Nessun veto, invece, a un altro presidente del Consiglio di area pentastellata. Che sia uno dei nomi vicini a Di Maio (da Bonafede a Fraccaro, passando per Carelli e Spadafora, fino a Crimi e Toninelli) oppure un “mister X” gradito al M5S («Un amico o un’amica del popolo», ha detto sibillino Di Maio ieri da Aosta) lo sapremo soltanto lunedì, quando i due leader saliranno al Quirinale per confermare al presidente Mattarella il raggiungimento dell’accordo.
Un’intesa che sancisce la fine della coalizione di centrodestra. Almeno è questo che ieri ha detto Silvio Berlusconi (anche lui ad Aosta), gridando al «tradimento» e sostenendo che i contenuti del contratto sono in alcuni casi, come la giustizia, in contrapposizione con «i nostri valori fondanti». Berlusconi, in sostanza, preannuncia che Fi si schiererà all’opposizione. «Gli ho consigliato di tornare a casa», ha detto l’ex premier, con riferimento all’ultima telefonata con Salvini, che però a sentire i due staff non sarebbe avvenuta ieri. Di più: Berlusconi ha anticipato di essere pronto a correre per la premiership. Parole che hanno provocato «sconcerto» nel Carroccio, ma anche in Fdi. Salvini ha preferito non rispondere. Anche perché il Cavaliere ha ribadito che le alleanze locali restano in piedi e in serata ha stemperato i toni, garantendo il sostegno ai provvedimenti «positivi» del futuro esecutivo.

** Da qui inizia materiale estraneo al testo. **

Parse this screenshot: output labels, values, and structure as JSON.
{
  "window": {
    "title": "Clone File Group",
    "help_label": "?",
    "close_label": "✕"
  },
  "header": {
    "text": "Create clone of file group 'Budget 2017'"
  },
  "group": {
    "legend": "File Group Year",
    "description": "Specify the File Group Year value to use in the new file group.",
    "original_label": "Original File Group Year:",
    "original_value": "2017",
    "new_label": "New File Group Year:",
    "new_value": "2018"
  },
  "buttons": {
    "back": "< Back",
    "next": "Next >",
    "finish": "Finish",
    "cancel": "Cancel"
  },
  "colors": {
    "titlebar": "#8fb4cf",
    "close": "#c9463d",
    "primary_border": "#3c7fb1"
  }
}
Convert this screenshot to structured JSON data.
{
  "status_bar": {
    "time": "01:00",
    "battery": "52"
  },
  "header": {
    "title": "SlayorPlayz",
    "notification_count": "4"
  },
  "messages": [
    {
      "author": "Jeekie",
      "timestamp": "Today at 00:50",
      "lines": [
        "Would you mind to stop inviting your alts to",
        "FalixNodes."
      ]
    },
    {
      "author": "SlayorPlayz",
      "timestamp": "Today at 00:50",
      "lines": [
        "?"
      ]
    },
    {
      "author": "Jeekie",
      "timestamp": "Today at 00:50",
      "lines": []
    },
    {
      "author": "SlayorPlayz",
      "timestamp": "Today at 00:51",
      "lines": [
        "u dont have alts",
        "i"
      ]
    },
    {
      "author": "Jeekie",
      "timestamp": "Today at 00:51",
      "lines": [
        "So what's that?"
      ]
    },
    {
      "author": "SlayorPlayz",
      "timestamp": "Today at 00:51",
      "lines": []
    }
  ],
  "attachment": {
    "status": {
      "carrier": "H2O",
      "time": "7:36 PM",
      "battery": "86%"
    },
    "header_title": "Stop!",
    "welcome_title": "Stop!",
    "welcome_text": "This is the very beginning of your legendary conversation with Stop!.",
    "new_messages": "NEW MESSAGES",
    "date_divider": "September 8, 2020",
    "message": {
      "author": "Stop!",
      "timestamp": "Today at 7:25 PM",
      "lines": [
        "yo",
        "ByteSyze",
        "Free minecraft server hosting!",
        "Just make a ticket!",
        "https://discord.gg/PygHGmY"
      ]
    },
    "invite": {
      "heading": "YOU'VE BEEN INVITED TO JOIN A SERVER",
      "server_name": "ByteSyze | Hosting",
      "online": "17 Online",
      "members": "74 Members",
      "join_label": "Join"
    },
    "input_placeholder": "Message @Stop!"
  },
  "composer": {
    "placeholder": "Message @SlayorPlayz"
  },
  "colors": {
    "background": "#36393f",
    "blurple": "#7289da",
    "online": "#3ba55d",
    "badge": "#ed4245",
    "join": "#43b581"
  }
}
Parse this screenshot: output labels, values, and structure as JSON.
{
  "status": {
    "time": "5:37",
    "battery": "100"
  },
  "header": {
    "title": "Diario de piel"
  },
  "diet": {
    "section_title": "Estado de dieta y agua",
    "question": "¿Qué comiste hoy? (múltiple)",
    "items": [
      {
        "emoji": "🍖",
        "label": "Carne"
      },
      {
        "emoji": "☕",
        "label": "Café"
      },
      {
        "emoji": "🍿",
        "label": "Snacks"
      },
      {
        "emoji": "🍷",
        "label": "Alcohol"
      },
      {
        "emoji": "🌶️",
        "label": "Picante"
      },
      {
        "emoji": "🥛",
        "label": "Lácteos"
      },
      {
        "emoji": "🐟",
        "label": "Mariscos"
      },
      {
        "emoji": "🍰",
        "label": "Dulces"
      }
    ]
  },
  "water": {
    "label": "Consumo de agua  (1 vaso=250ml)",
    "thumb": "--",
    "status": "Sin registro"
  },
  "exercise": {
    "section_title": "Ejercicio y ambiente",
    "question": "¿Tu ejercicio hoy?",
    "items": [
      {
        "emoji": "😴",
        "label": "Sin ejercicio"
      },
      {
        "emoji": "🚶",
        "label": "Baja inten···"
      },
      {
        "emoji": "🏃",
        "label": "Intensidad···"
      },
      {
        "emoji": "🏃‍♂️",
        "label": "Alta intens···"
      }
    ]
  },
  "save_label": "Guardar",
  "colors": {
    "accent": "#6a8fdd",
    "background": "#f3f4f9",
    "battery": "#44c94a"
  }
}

Ma proprio lo scontro tra il leader di Fi e la Lega è la conferma che ormai si dà per scontata la nascita del governo giallo-verde. Manca ancora un dettaglio non da poco, su cui tra telefonate, incontri mai confermati (domani Di Maio e Salvini dovrebbero rivedersi) e depistaggi rimane un punto interrogativo: chi sarà il premier? Di Maio non rinuncia alla sua candidatura, anche se ieri ha ricordato di essere pronto, in caso di necessità, a fare un passo indietro. Una mossa utile anche a Salvini per ottenere un largo consenso al referendum sul contratto. Ma c’è chi sostiene che si tratti di un bluff. E che in realtà il leader pentastellato confidi nell’“alleanza” in extremis del Colle: un governo guidato dal capo politico del principale partito assume un peso decisamente maggiore rispetto a soluzioni inevitabilmente di ripiego. Ma visto che in ogni caso la premiership sarà pentastellata Salvini sarà ministro dell’Interno e probabilmente vicepremier. Altra casella fondamentale è il ministero dell’Economia, dove torna in pista il leghista Giancarlo Giorgetti che in alternativa è dato anche a Palazzo Chigi come sottosegretario. Scontato il Welfare al M5S e molto probabili Sanità e Sviluppo economico, dove potrebbe approdare lo stesso Di Maio se non sarà premier. Per Esteri e Difesa invece sarà determinante il confronto con il Colle. Ma anche l’eventuale disponibilità a entrare nell’esecutivo di Giorgia Meloni: «Fdi vuole capire se questo governo sia una sfida da raccogliere ».